COMPOSITION DE LA COUR LORS DU DÉLIBÉRÉ :
Mme Isabelle Defarge, présidente de chambre,
Mme Delphine Duprat, conseillère,
Mme Audrey Gentilini, conseillère,
GREFFIER :
Mme Audrey Bachimont, greffière, lors des débats et du prononcé de la décision
DÉBATS :
A l'audience publique du 21 mars 2024, où l'affaire a été mise en délibéré au 25 avril 2024.
Les parties ont été avisées que l'arrêt sera prononcé par sa mise à disposition au greffe de la cour d'appel.
APPELANT :
INTIMÉ A TITRE INCIDENT :
Le Groupement d'Intérêt Economique CALDEO
pris en la personne de son représentant légal en exercice domicilié en cette qualité
[Adresse 2]
[Localité 3]
Représenté par Me Emmanuelle Vajou de la Selarl Lx Nîmes, avocate au barreau de Nîmes
INTIMÉE :
APPELANTE A TITRE INCIDENT :
La Sas ALYANSE Partenaires
prise en la personne de son représentant légal en exercice domicilié en cette qualité
[Adresse 5]
[Localité 4]
Représentée par Me Romain Floutier de la Scp Fontaine et Floutier Associés, postulant, avocat au barreau de Nîmes
Représentée par Me Anne-Florence Raducault de l'Aarpi Bird & Bird Aarpi, plaidante, avocate au barreau de Lyon
ARRÊT :
Arrêt contradictoire, prononcé publiquement et signé par Mme Isabelle Defarge, présidente de chambre, le 25 avril 2024, par mise à disposition au greffe de la cour
EXPOSÉ DES FAITS ET DE LA PROCÉDURE
La Sci L'Olivier est propriétaire d'un immeuble situé à [Localité 3] (26), [Adresse 1] donné à bail à trois sociétés, la société Cadra, la société PMP Consulting et la Sas Alyanse Partenaires, dont les dirigeants sont également ses associés.
Les sociétés locataires ont créé entre elles le 06 juillet 2015 le Gie Caldéo dont l'activité principale est de fournir à ses membres des moyens en personnel et en matériel destinés à faciliter l'exercice de leur profession et la gestion des frais liés à la jouissance et l'occupation de l'immeuble dans lequel est exercée leur activité économique.
Par délibération de l'assemblée générale du 12 mai 2020, la Sas Alyanse Partenaires a été exclue de ce Gie à compter du 30 juin 2021.

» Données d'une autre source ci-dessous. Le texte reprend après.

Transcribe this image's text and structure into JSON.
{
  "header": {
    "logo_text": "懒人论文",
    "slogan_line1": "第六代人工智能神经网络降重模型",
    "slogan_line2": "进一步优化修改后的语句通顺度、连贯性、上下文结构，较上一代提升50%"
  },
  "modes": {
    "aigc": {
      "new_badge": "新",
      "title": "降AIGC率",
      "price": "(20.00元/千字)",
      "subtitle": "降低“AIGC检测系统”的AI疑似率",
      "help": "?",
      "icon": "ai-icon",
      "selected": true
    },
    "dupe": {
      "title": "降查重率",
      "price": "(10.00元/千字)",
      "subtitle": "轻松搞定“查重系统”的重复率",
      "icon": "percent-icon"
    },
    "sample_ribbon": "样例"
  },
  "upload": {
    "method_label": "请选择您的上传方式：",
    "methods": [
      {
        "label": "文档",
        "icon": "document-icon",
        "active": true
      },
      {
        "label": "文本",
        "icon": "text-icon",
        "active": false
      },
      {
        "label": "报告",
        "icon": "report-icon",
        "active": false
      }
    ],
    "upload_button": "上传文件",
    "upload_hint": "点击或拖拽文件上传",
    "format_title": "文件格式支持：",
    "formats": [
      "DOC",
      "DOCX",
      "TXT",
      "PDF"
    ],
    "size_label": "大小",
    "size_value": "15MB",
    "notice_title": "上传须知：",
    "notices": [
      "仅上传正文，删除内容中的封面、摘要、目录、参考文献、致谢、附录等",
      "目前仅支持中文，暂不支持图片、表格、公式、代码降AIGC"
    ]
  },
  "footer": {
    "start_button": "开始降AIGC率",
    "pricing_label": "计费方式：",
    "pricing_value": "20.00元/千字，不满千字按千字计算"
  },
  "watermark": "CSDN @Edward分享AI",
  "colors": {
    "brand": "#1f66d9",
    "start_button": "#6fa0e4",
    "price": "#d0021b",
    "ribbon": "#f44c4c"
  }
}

Elle a notifié à la Sci L'Olivier son congé pour l'occupation des locaux le 30 juillet 2020, à effet au 31 janvier 2021.
Par acte du 15 décembre 2020, le Gie lui a fait délivrer une sommation d'avoir à poursuivre le règlement des charges jusqu'au 30 juin 2021.
Elle a quitté les locaux le 05 février 2021.

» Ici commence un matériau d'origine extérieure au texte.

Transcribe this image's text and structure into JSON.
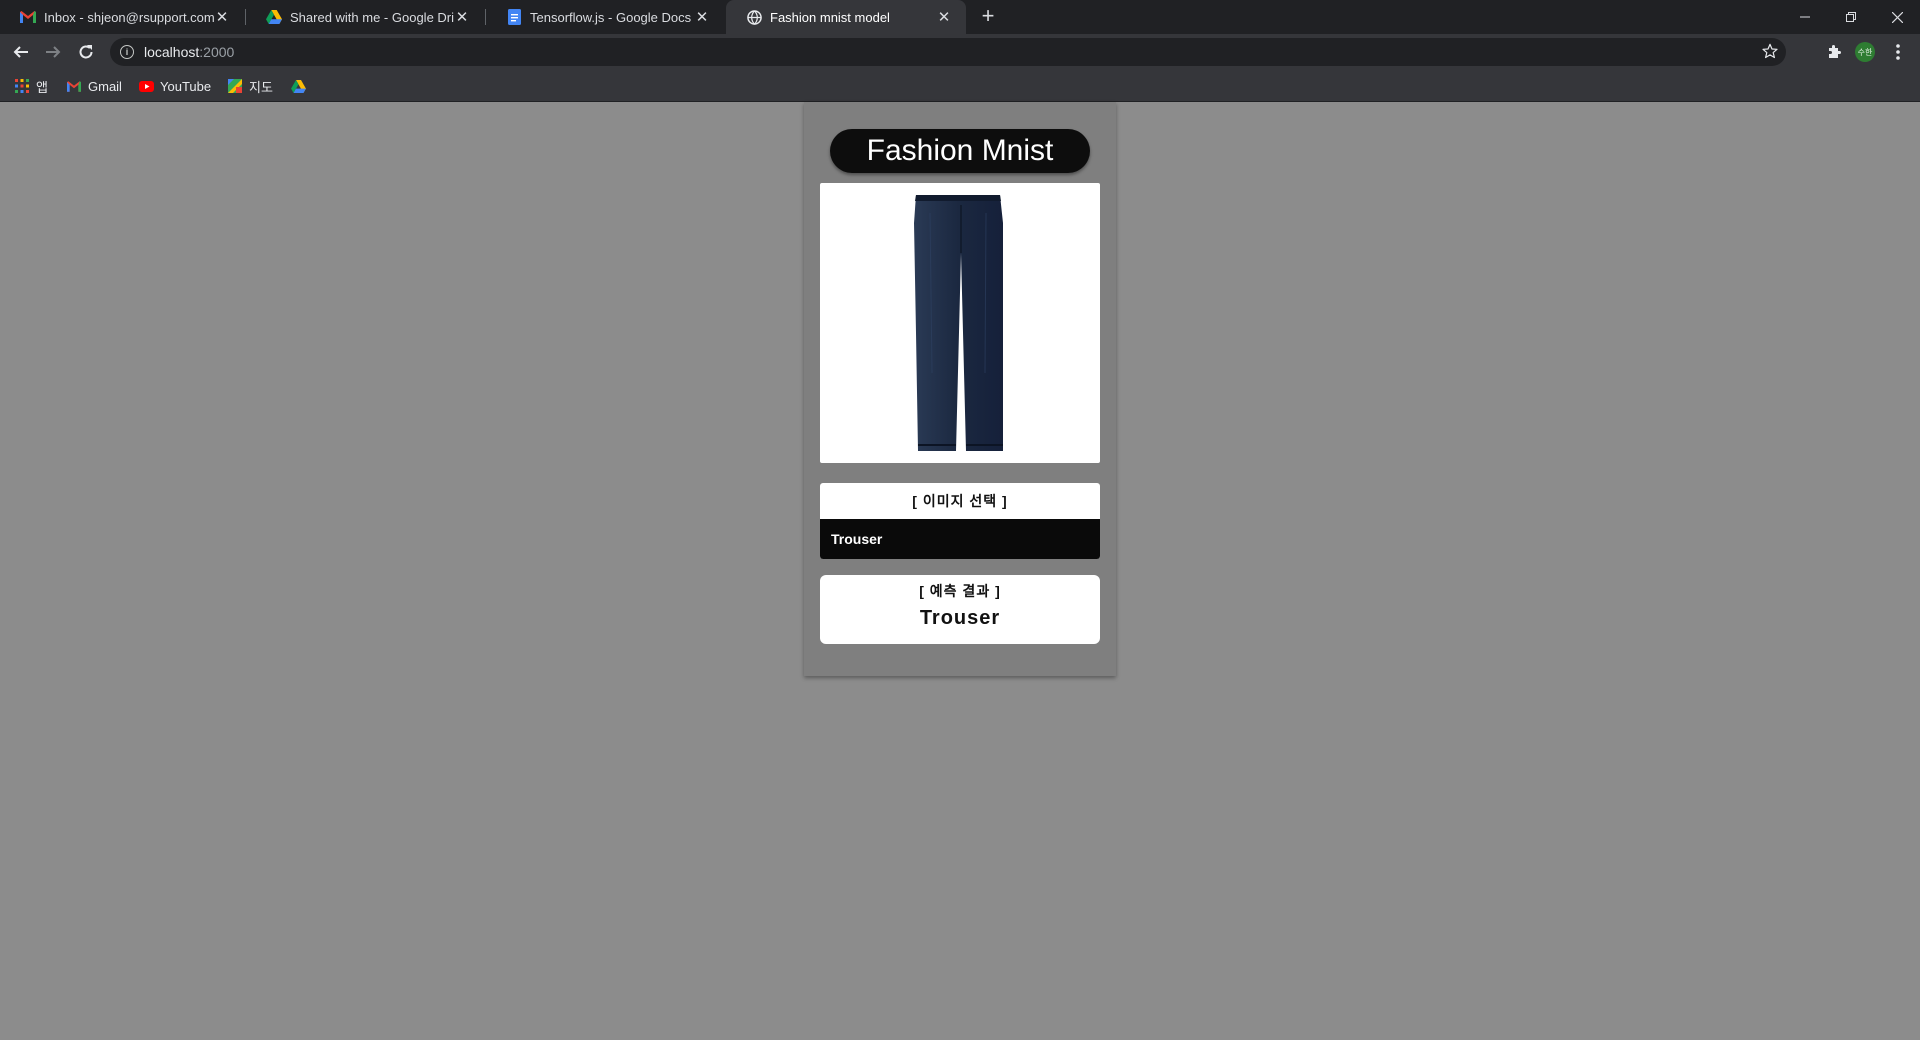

Par acte en date du 18 juin 2021, le Gie Caldéo l'a assignée en paiement des cotisations impayées des mois de février à juin 2021 devant le tribunal judiciaire de Privas qui par jugement en date du 26 juillet 2022 :
- l'a condamnée à lui payer la somme de 371,04 euros à titre de provision,
- l'a déboutée de sa demande reconventionnelle,
- a dit n'y avoir lieu à condamnation au titre de l'article 700 du code de procédure civile,
- a condamné le Gie Caldéo aux dépens.
Le tribunal a retenu que la décision d'exclusion de la Sas Alyanse prévoyant une date de prise d'effet plus tardive que celle prévue aux statuts ne l'empêchait pas de renoncer à cette dérogation et d'avancer son départ, de sorte qu'il était contraire au principe de bonne foi contractuelle de vouloir la contraindre à rester membre du groupement au-delà du 05 février 2021, date de libération effective des lieux.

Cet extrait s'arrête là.